Capros aper

Author: Linnaeus, 1758

Capros aper Linnaeus, 1758

Status in World Register of Marine Species:
Accepted name: Capros aper (Linnaeus, 1758) (updated 2009-06-25)

Diagnosis: body fairly deep and compressed, its depth more than one and a half times in SL. Eye large, snout as long as eye or longer, head profile concave over eye; mouth very protractile, forming a short tube when protruded. Pectoral fins rounded, pelvic fins set below them, with I + 5 finrays (the branched finrays fairly stout), dorsal fin with IX-X + 23-25 finrays, the spines long and strong, and fin with III + 22-24 finrays, the spines stout and short; third dorsal and first anal spines only a little longer and stronger than the others. Body covered with small, rough (ctenoid) scales. Colour: body deep red, sometimes with yellow bars; much paler and more yellow in fishes from 200 m or shallower. Size: to 16 cm SL, usually 5-13 cm.

Habitat: close to bottom at 40 to more than 600 m, mainly at 100- 400 m over rock or coral, but also trawled over sandy ground in the southern part of its range; occasional irruptions into shallow water; gregarious. Food: crustaceans (copepods, mysid shrimps off south-western Ireland), or worms, molluscs and crustaceans (Mediterranean). Reproduction: June-August (south-western Ireland), spring and summer (Mediterranean).

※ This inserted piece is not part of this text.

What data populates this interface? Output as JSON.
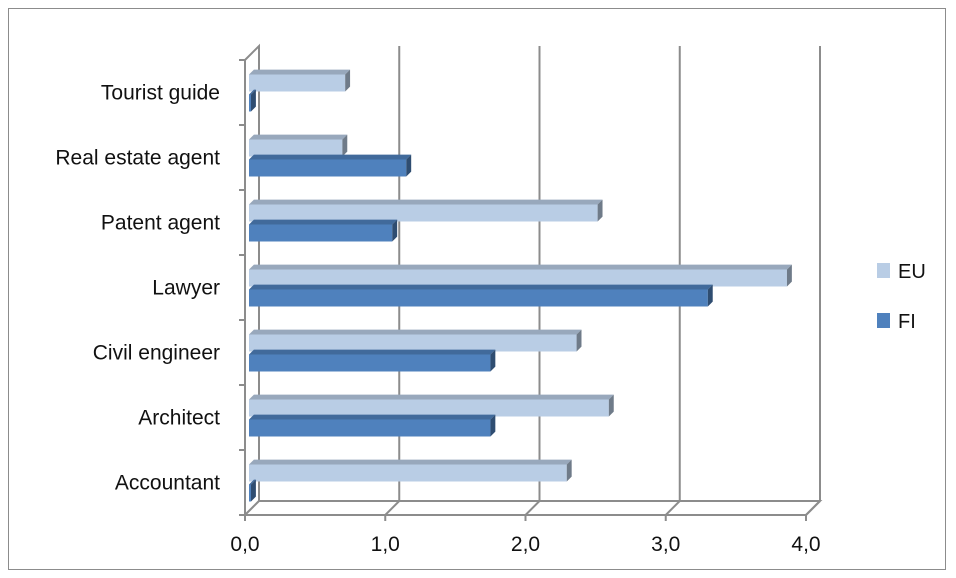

Distribution: Atlantic, northward to western Scotland, occasionally to the Shetlands, Skagerrak and western Norway, also Mediterranean (mainly western part). Elsewhere, southward to Senegal.

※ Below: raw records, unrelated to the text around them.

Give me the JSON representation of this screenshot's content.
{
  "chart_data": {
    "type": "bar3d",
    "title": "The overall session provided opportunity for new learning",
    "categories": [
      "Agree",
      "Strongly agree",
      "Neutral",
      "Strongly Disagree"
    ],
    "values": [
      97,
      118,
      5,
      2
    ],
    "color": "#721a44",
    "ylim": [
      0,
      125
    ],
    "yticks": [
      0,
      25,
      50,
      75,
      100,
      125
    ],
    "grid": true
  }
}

Eggs, larvae and young stages. Lo Bianco, 1909: 704 | Sanzo, 1956: 466-470, fig. 294-295, pl. 36 (fig. 1-6) | Arbault and Boutin, 1968: 441-442, fig. 28 (egg only).
Otoliths (sagitta). Vaillant, 1888: 354-355 | Shepherd, l915a: 32, fig. 5 | Frost, 1927a: 443, pl. 8 (fig. 11-13) | Stinton, 1967: 4, pl. 1 (fig. 7a-b, 8a-b), pl. 2 (fig. 6a-b).